Tell the copywriter we need that in 140 characters

The rise of mobile was also largely responsible for the explosion in popularity of social media. With a handy and portable second screen within easy reach, people discovered an unexpected joy in tweeting, sharing, blogging, and vlogging every aspect of their lives.

In the early days of social marketing, brands and agencies spent a lot of time talking at consumers, telling them what the brand wanted them to know, think, or feel about it and – worse still – bombarding them with promotions. It took a while for advertisers to catch on to the fact that social media users just want to have fun. And the best way to connect with them is to give them a good time – ideally, one they’d want to share with their friends.

When brands did get it, however, they got it with a vengeance. Witness Three’s ridiculously infectious #SingItKitty ad, which showed in cinemas and on TV but was really designed for social sharing.
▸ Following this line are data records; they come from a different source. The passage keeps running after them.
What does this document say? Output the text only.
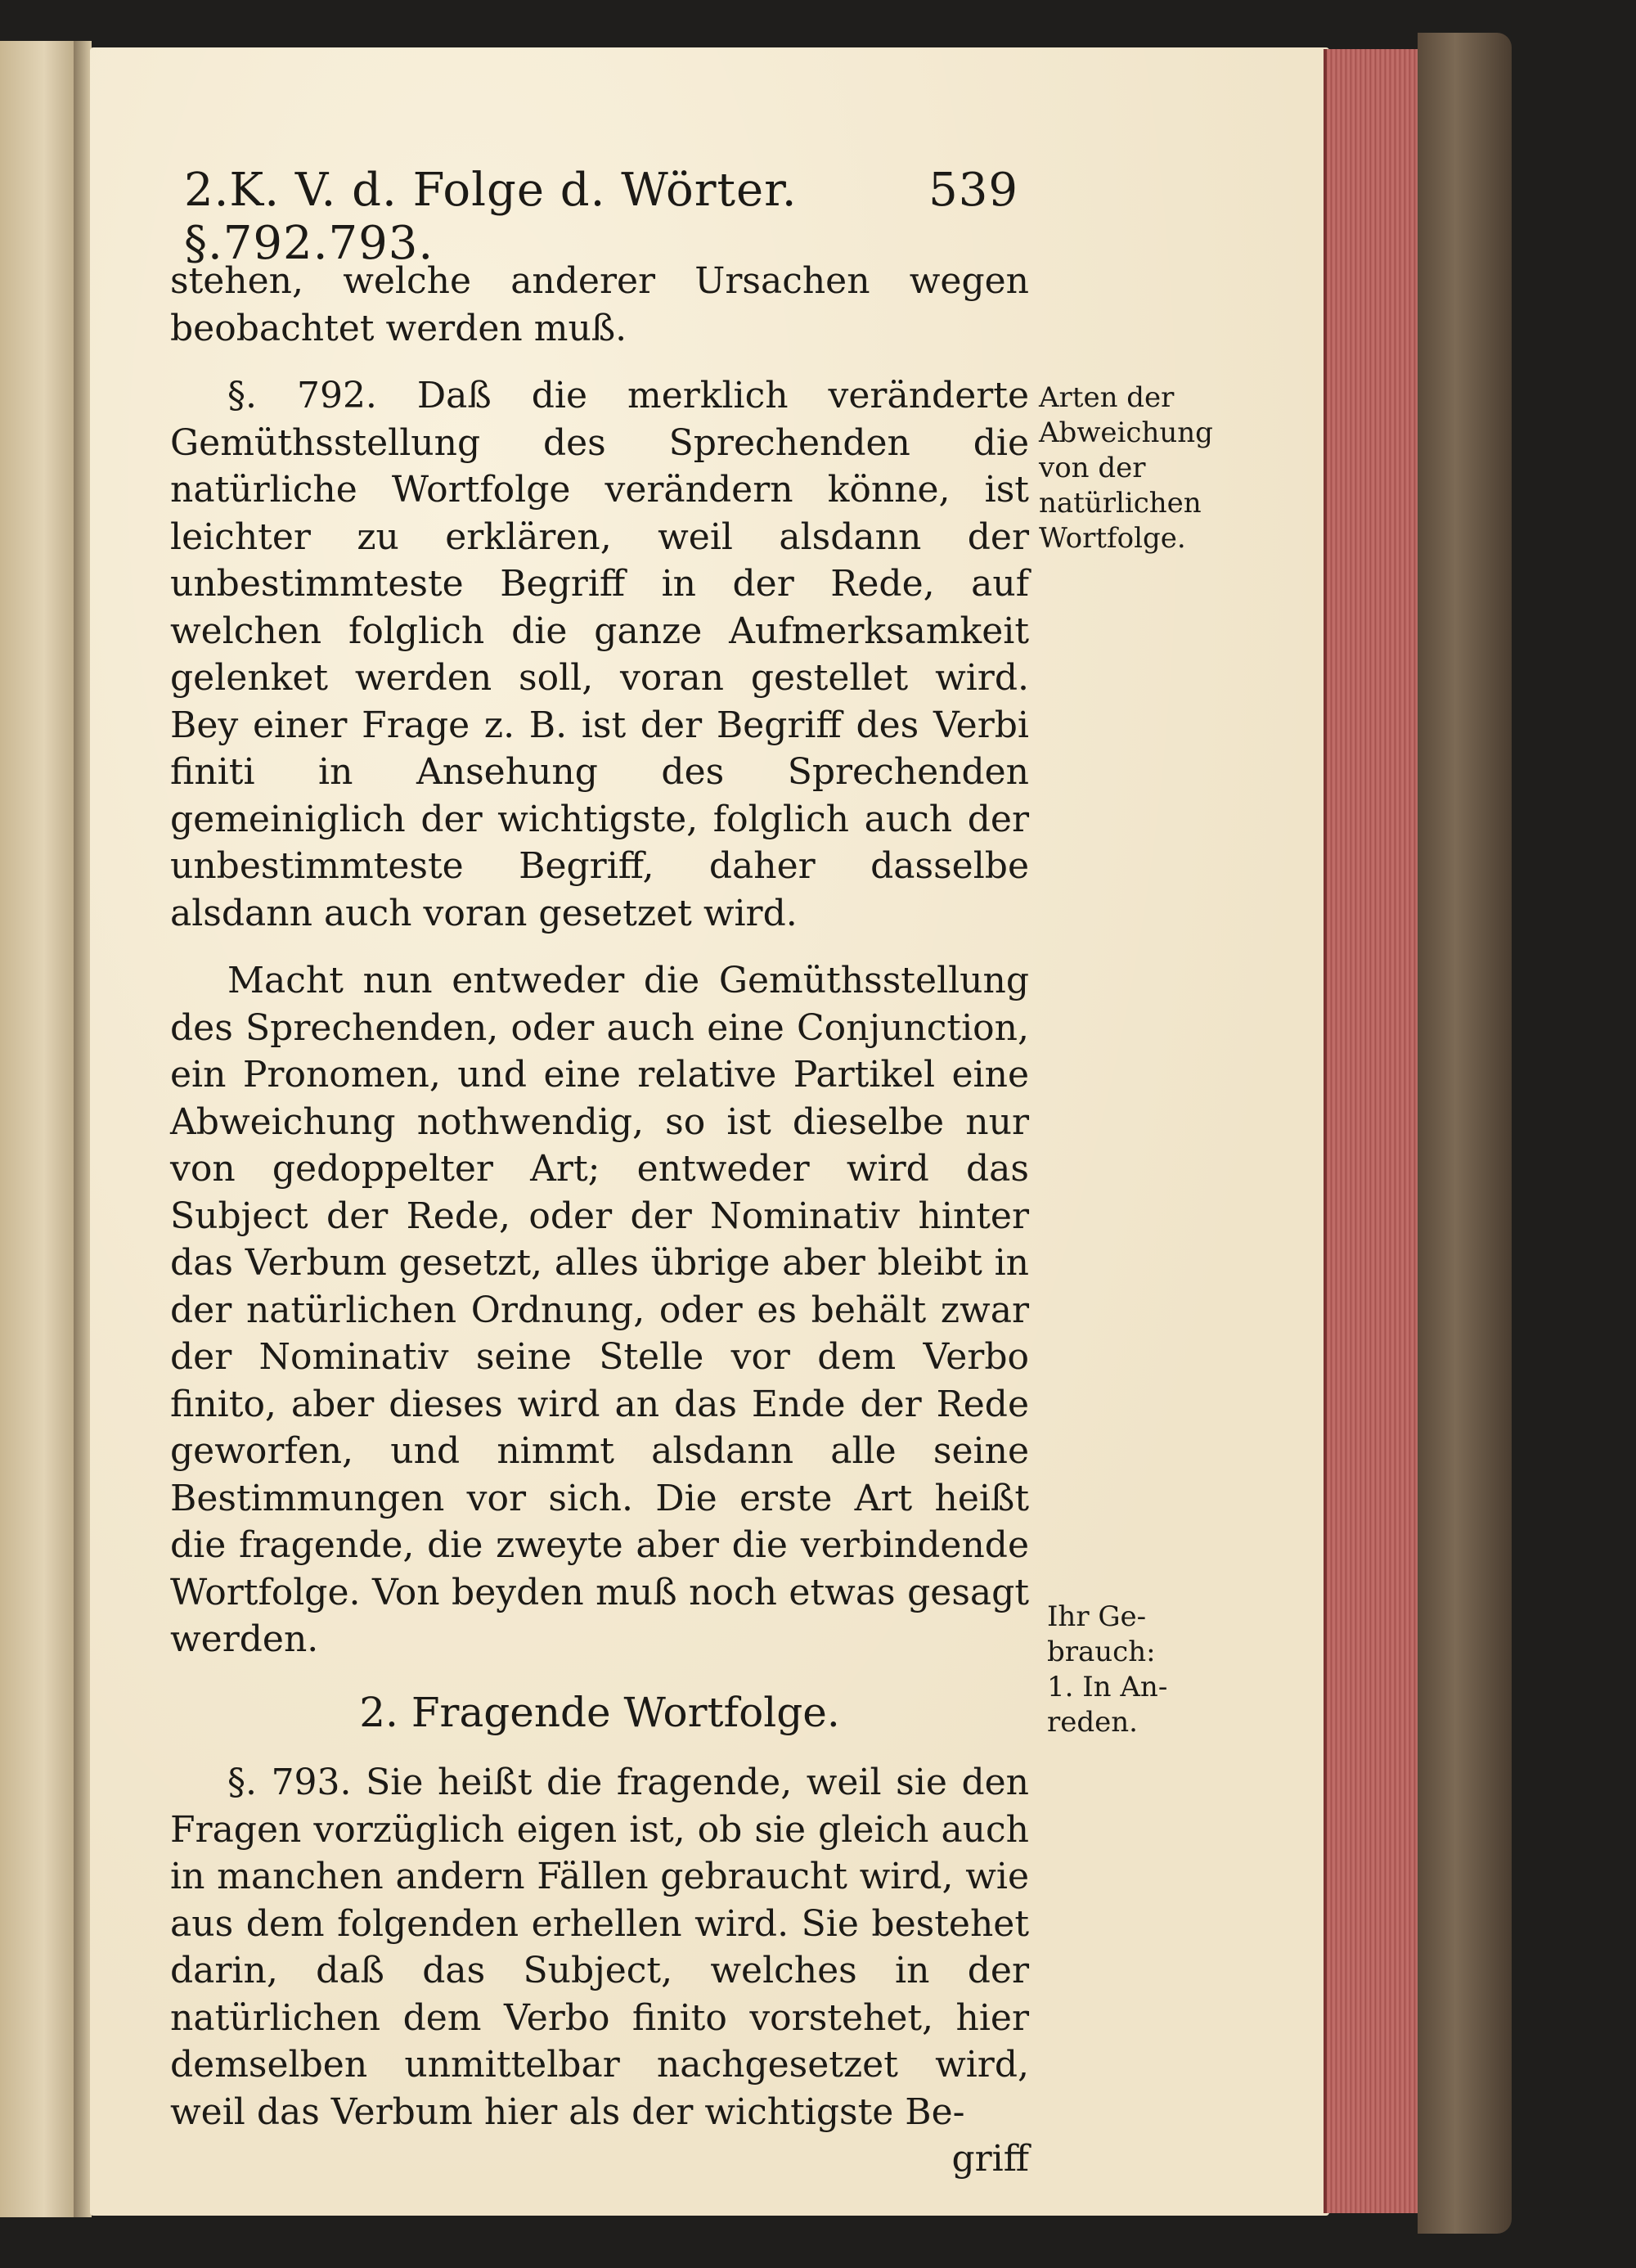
2.K. V. d. Folge d. Wörter. §.792.793.
539

stehen, welche anderer Ursachen wegen beobachtet werden muß.

§. 792. Daß die merklich veränderte Gemüthsstellung des Sprechenden die natürliche Wortfolge verändern könne, ist leichter zu erklären, weil alsdann der unbestimmteste Begriff in der Rede, auf welchen folglich die ganze Aufmerksamkeit gelenket werden soll, voran gestellet wird. Bey einer Frage z. B. ist der Begriff des Verbi finiti in Ansehung des Sprechenden gemeiniglich der wichtigste, folglich auch der unbestimmteste Begriff, daher dasselbe alsdann auch voran gesetzet wird.

Macht nun entweder die Gemüthsstellung des Sprechenden, oder auch eine Conjunction, ein Pronomen, und eine relative Partikel eine Abweichung nothwendig, so ist dieselbe nur von gedoppelter Art; entweder wird das Subject der Rede, oder der Nominativ hinter das Verbum gesetzt, alles übrige aber bleibt in der natürlichen Ordnung, oder es behält zwar der Nominativ seine Stelle vor dem Verbo finito, aber dieses wird an das Ende der Rede geworfen, und nimmt alsdann alle seine Bestimmungen vor sich. Die erste Art heißt die fragende, die zweyte aber die verbindende Wortfolge. Von beyden muß noch etwas gesagt werden.

2. Fragende Wortfolge.

§. 793. Sie heißt die fragende, weil sie den Fragen vorzüglich eigen ist, ob sie gleich auch in manchen andern Fällen gebraucht wird, wie aus dem folgenden erhellen wird. Sie bestehet darin, daß das Subject, welches in der natürlichen dem Verbo finito vorstehet, hier demselben unmittelbar nachgesetzet wird, weil das Verbum hier als der wichtigste Be-

griff

Arten der
Abweichung
von der
natürlichen
Wortfolge.
Ihr Ge-
brauch:
1. In An-
reden.
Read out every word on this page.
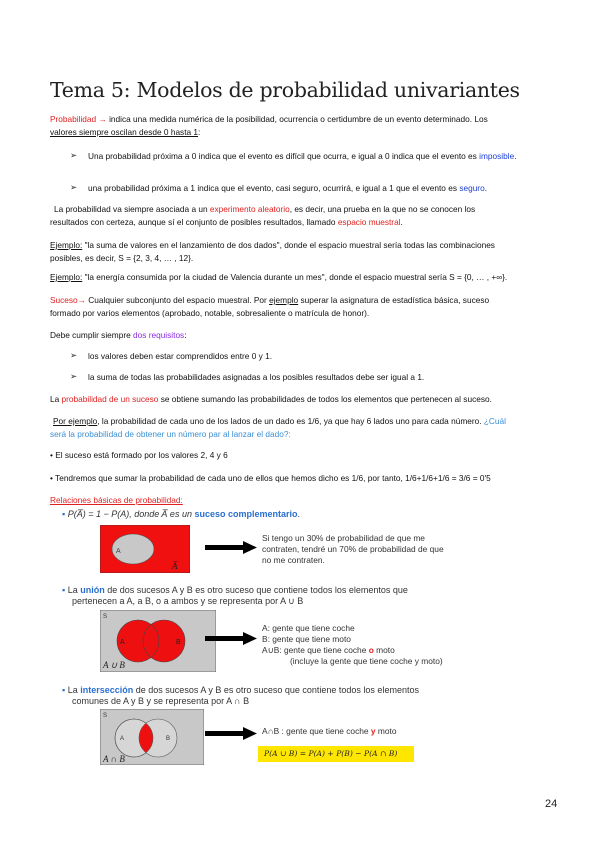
Tema 5: Modelos de probabilidad univariantes

Probabilidad → indica una medida numérica de la posibilidad, ocurrencia o certidumbre de un evento determinado. Los
valores siempre oscilan desde 0 hasta 1:

➢ Una probabilidad próxima a 0 indica que el evento es difícil que ocurra, e igual a 0 indica que el evento es imposible.

➢ una probabilidad próxima a 1 indica que el evento, casi seguro, ocurrirá, e igual a 1 que el evento es seguro.

La probabilidad va siempre asociada a un experimento aleatorio, es decir, una prueba en la que no se conocen los
resultados con certeza, aunque sí el conjunto de posibles resultados, llamado espacio muestral.

Ejemplo: "la suma de valores en el lanzamiento de dos dados", donde el espacio muestral sería todas las combinaciones
posibles, es decir, S = {2, 3, 4, … , 12}.

Ejemplo: "la energía consumida por la ciudad de Valencia durante un mes", donde el espacio muestral sería S = {0, … , +∞}.

Suceso→ Cualquier subconjunto del espacio muestral. Por ejemplo superar la asignatura de estadística básica, suceso
formado por varios elementos (aprobado, notable, sobresaliente o matrícula de honor).

Debe cumplir siempre dos requisitos:

➢ los valores deben estar comprendidos entre 0 y 1.

➢ la suma de todas las probabilidades asignadas a los posibles resultados debe ser igual a 1.

La probabilidad de un suceso se obtiene sumando las probabilidades de todos los elementos que pertenecen al suceso.

Por ejemplo, la probabilidad de cada uno de los lados de un dado es 1/6, ya que hay 6 lados uno para cada número. ¿Cuál
será la probabilidad de obtener un número par al lanzar el dado?:

• El suceso está formado por los valores 2, 4 y 6

• Tendremos que sumar la probabilidad de cada uno de ellos que hemos dicho es 1/6, por tanto, 1/6+1/6+1/6 = 3/6 = 0'5

Relaciones básicas de probabilidad:

▪ P(A̅) = 1 − P(A), donde A̅ es un suceso complementario.
A
A̅
Si tengo un 30% de probabilidad de que me
contraten, tendré un 70% de probabilidad de que
no me contraten.
▪ La unión de dos sucesos A y B es otro suceso que contiene todos los elementos que
pertenecen a A, a B, o a ambos y se representa por A ∪ B
S
A	B
A ∪ B
A: gente que tiene coche
B: gente que tiene moto
A∪B: gente que tiene coche o moto
(incluye la gente que tiene coche y moto)
▪ La intersección de dos sucesos A y B es otro suceso que contiene todos los elementos
comunes de A y B y se representa por A ∩ B
S
A	B
A ∩ B
A∩B : gente que tiene coche y moto
P(A ∪ B) = P(A) + P(B) − P(A ∩ B)
24
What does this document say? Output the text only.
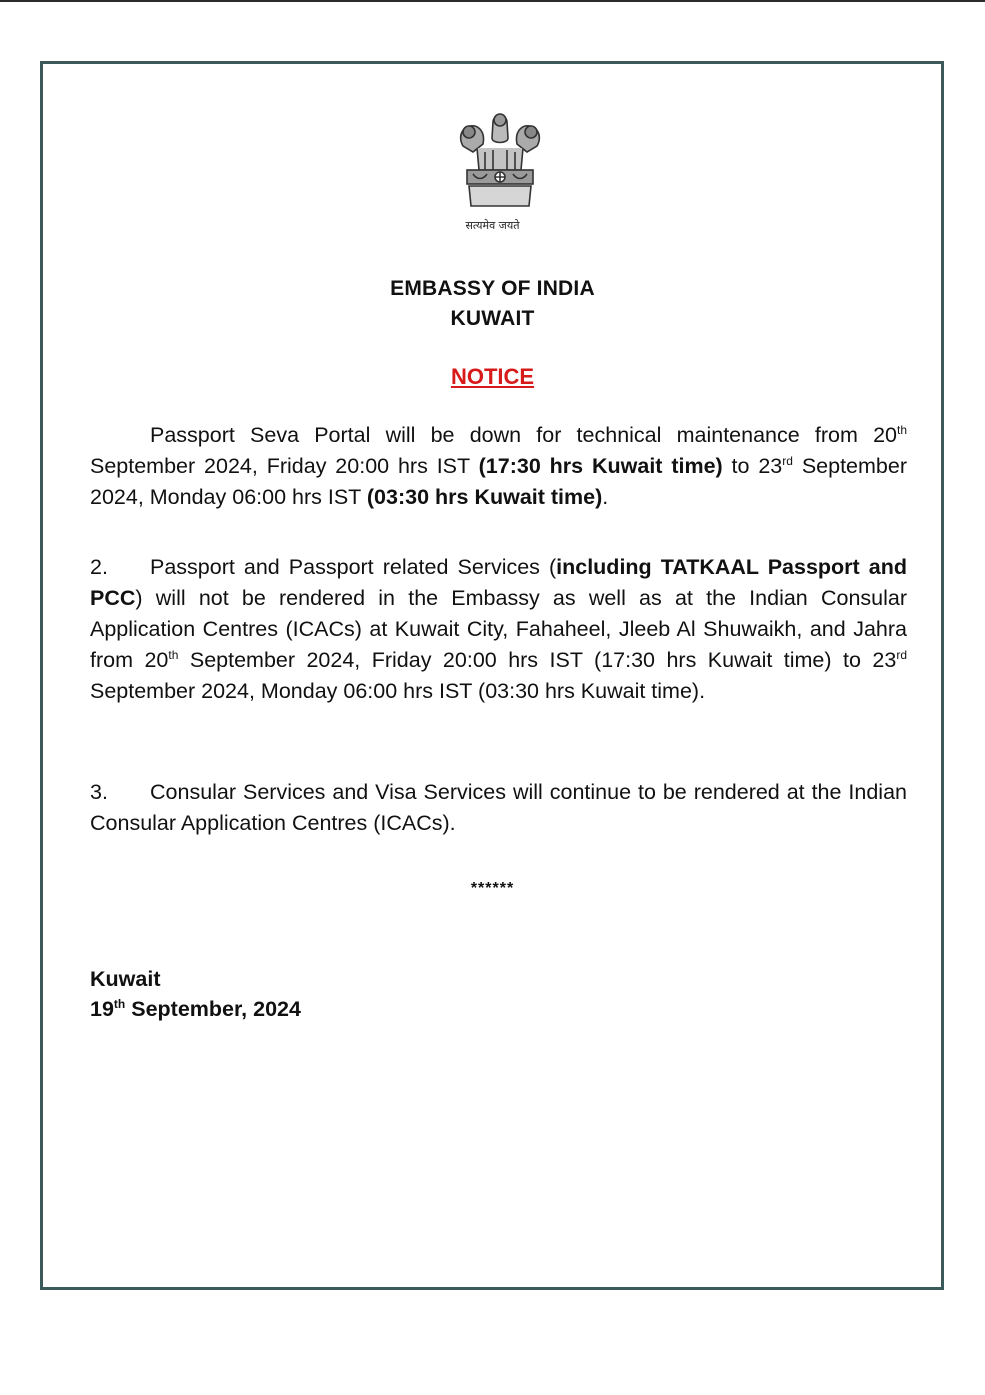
सत्यमेव जयते
EMBASSY OF INDIA
KUWAIT
NOTICE
Passport Seva Portal will be down for technical maintenance from 20th September 2024, Friday 20:00 hrs IST (17:30 hrs Kuwait time) to 23rd September 2024, Monday 06:00 hrs IST (03:30 hrs Kuwait time).
2. Passport and Passport related Services (including TATKAAL Passport and PCC) will not be rendered in the Embassy as well as at the Indian Consular Application Centres (ICACs) at Kuwait City, Fahaheel, Jleeb Al Shuwaikh, and Jahra from 20th September 2024, Friday 20:00 hrs IST (17:30 hrs Kuwait time) to 23rd September 2024, Monday 06:00 hrs IST (03:30 hrs Kuwait time).
3. Consular Services and Visa Services will continue to be rendered at the Indian Consular Application Centres (ICACs).
******
Kuwait
19th September, 2024
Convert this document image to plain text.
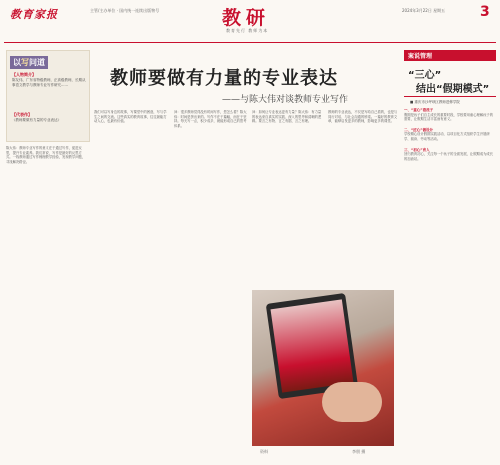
教育家报	主管/主办单位 · 国内统一连续出版物号	教研
教育先行 教师为本
2024年3月22日 星期五	3
以写问道
【人物简介】
陈友伟，广东省特级教师，正高级教师，长期从事语文教学与教师专业写作研究……
【代表作】
《教师要做有力量的专业表达》
教师要做有力量的专业表达
——与陈大伟对谈教师专业写作
陈大伟：教师专业写作的意义在于通过写作，促进反思，提升专业素养。我们常说，写作是最好的反思方式。一线教师通过写作梳理教学经验，发现教学问题，寻找解决路径。
我们可以写身边的故事，写课堂中的困惑，写与学生之间的交流。这些真实的教育故事，往往最能打动人心，也最有价值。
问：很多教师觉得没有时间写作，您怎么看？陈大伟：时间是挤出来的。写作不在于篇幅，而在于坚持。每天写一点，积少成多，就能形成自己的思考体系。
问：如何让专业表达更有力量？陈大伟：有力量的表达来自真实的实践、深入的思考和清晰的逻辑。要言之有物、言之有据、言之有理。
教师的专业表达，不仅是写给自己看的，也是与同行对话、与社会沟通的桥梁。一篇好的教育文章，能够启发更多的教师，影响更多的课堂。
资料	李朋 摄
案说管理
“三心”
结出“假期模式”
■ 重庆市沙坪坝区教师进修学院
一、“童心”看孩子
假期是孩子们自主成长的重要时段，学校要用童心理解孩子的需要，让假期生活丰富而有意义。
二、“匠心”做设计
学校精心设计假期实践活动，以项目化方式组织学生开展研学、阅读、劳动等活动。
三、“初心”育人
回归教育初心，关注每一个孩子的全面发展，让假期成为成长的加油站。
The ad notched up 3 million YouTube views, 2.8 million Facebook likes, and 1.8 million Twitter mentions, making it the run-away social success of 2014.

Video killed… just about everything else

That brings us rather neatly on one of the other big themes of the last half decade: video. To take just one country as an example, since 2009, the average broadband speed in the UK has gone from 4.3Mbps to 28.9Mbps.  For the first time, users could stream online video, without lots of gaps, pauses, and buffering.

And stream they duly did, in quantity. According to Cisco, by 2015 video accounted for 70% of all Internet traffic. By 2020 that figure will be 82%. From product walk-throughs, to YouTube gaming channels, consumers love video.

Mark Dye, MD of the agency White Label Media, has seen video prove its worth in campaign after campaign. "Today, smart digital marketers know that the inclusion of video on landing pages can increase conversion rates by up to 80%. Perhaps that's why Forrester Analyst, James McQuivey suggested that if a picture was said to be worth a thousand words, then video could be worth up to 1.8m. Throw in the power of some 1.7bn active Facebook users in 2016 and you have the perfect platform for brands that want to create memorable stories and experiences to be shared."

It’s all about the metrics

Over the last five years, the industry has got much better at tracking and attribution. The focus has shifted from flow-metrics, such as click-through or open rates, to conversion metrics. Tracked across media these allow clients to properly attribute the credit for each sale.

This obsessive focus on metrics grew out of the early work of companies such as Google, which obsessively A/B tested every proposed design variant of its products before picking a winner. And as nervous as all this science might make some creatives, over the last five years it has undoubtedly helped agencies not only deliver demonstrable return-on-investment but also to sell corporate clients the idea that digital marketing has come of age.